Offering child abuse victims a forum to relive their experiences without any chance of justice or compensation is immoral and may cause further emotional damage, victims have told MSPs.

Ministers want to establish a national confidential forum (NCF) to “provide an opportunity for adults who were placed in institutional care as children to recount their experiences of being in care in a confidential, non-judgmental and supportive setting”.

But Holyrood’s Health Committee heard that the NCF “does not go far enough” and could make matters worse.

Victims could return “to the lion’s den” where the abuse took place and relive traumatic experiences without any offer of justice or compensation at the end, MSPs were told. Many people were reduced to tears by an NCF pilot, entitled Time To Be Heard, and regretted taking part because of the emotional trauma it caused, MSPs also heard.

Some victims are said to have felt that Time To Be Heard undermined their rights from the outset by requiring confidentiality clauses, that their testimony was not reflected in the final report and believed that official documents and court papers were ignored. Victims also questioned the decision to use Sacro, a community justice organisation which works with offenders, to conduct a pilot for victims.

David Whelan, spokesman for the Former Boys and Girls Abused in Quarries Homes group, said the NCF model “is not appropriate for vulnerable adults who have been abused”.

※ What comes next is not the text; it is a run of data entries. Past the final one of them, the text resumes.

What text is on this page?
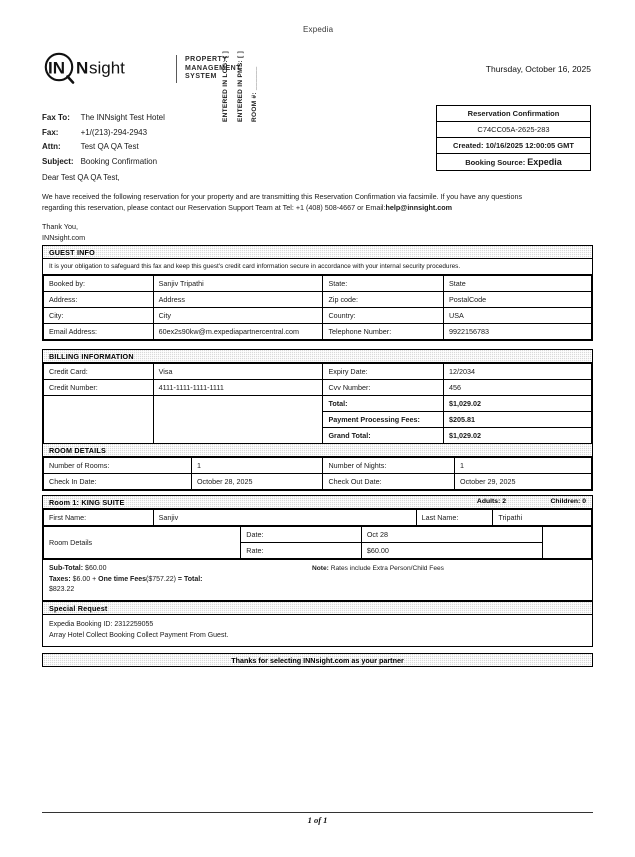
Expedia
IN N sight	PROPERTY
MANAGEMENT
SYSTEM ENTERED IN LOG: [ ]	ENTERED IN PMS: [ ]	ROOM #: ______	Thursday, October 16, 2025
Reservation Confirmation
C74CC05A-2625-283
Created: 10/16/2025 12:00:05 GMT
Booking Source: Expedia
Fax To:	The INNsight Test Hotel
Fax:	+1/(213)-294-2943
Attn:	Test QA QA Test
Subject:	Booking Confirmation
Dear Test QA QA Test,
We have received the following reservation for your property and are transmitting this Reservation Confirmation via facsimile. If you have any questions regarding this reservation, please contact our Reservation Support Team at Tel: +1 (408) 508-4667 or Email:help@innsight.com
Thank You,
INNsight.com
GUEST INFO
It is your obligation to safeguard this fax and keep this guest's credit card information secure in accordance with your internal security procedures.
Booked by:	Sanjiv Tripathi	State:	State
Address:	Address	Zip code:	PostalCode
City:	City	Country:	USA
Email Address:	60ex2s90kw@m.expediapartnercentral.com	Telephone Number:	9922156783
BILLING INFORMATION
Credit Card:	Visa	Expiry Date:	12/2034
Credit Number:	4111-1111-1111-1111	Cvv Number:	456
		Total:	$1,029.02
		Payment Processing Fees:	$205.81
		Grand Total:	$1,029.02
ROOM DETAILS
Number of Rooms:	1	Number of Nights:	1
Check In Date:	October 28, 2025	Check Out Date:	October 29, 2025
Room 1: KING SUITE	Adults: 2	Children: 0
First Name:	Sanjiv	Last Name:	Tripathi
Room Details	Date:	Oct 28	
	Rate:	$60.00	
Sub-Total: $60.00
Taxes: $6.00 + One time Fees($757.22) = Total:
$823.22
Note: Rates include Extra Person/Child Fees
Special Request
Expedia Booking ID: 2312259055
Array Hotel Collect Booking Collect Payment From Guest.
Thanks for selecting INNsight.com as your partner
1 of 1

He said: “I think it’s immoral that you are asking survivors to resolve their issues independently. Some people have had to sign confidentiality clauses at the beginning of the process, so they are being denied rights at the beginning of the process. From the people that we represent, a lot of them came out more damaged than when they went in. We’re not criminals, we’re victims.”

Helen Holland, who has petitioned the Scottish Parliament for a compensation scheme for victims of child abuse, said: “Anybody that I know that went through that process have come out worse off. I speak to some of them and they cry every single time because they say ‘I wish I had never done it; all it did was open up a can of worms; I can’t get the lid back on now. How do I get back to sleep at night?’.

“This is where the NCF fails. You’re asking people to come forward, speak and walk out the door. People can’t do that. You cannot suffer 10 years of abuse or torture and then come forward and speak about it for one afternoon to people you have never met and are never going to see again.

“You don’t know if you’re going to get any justice at the end. You don’t know if they’re even going to take the issues on board and take them back to the institution.”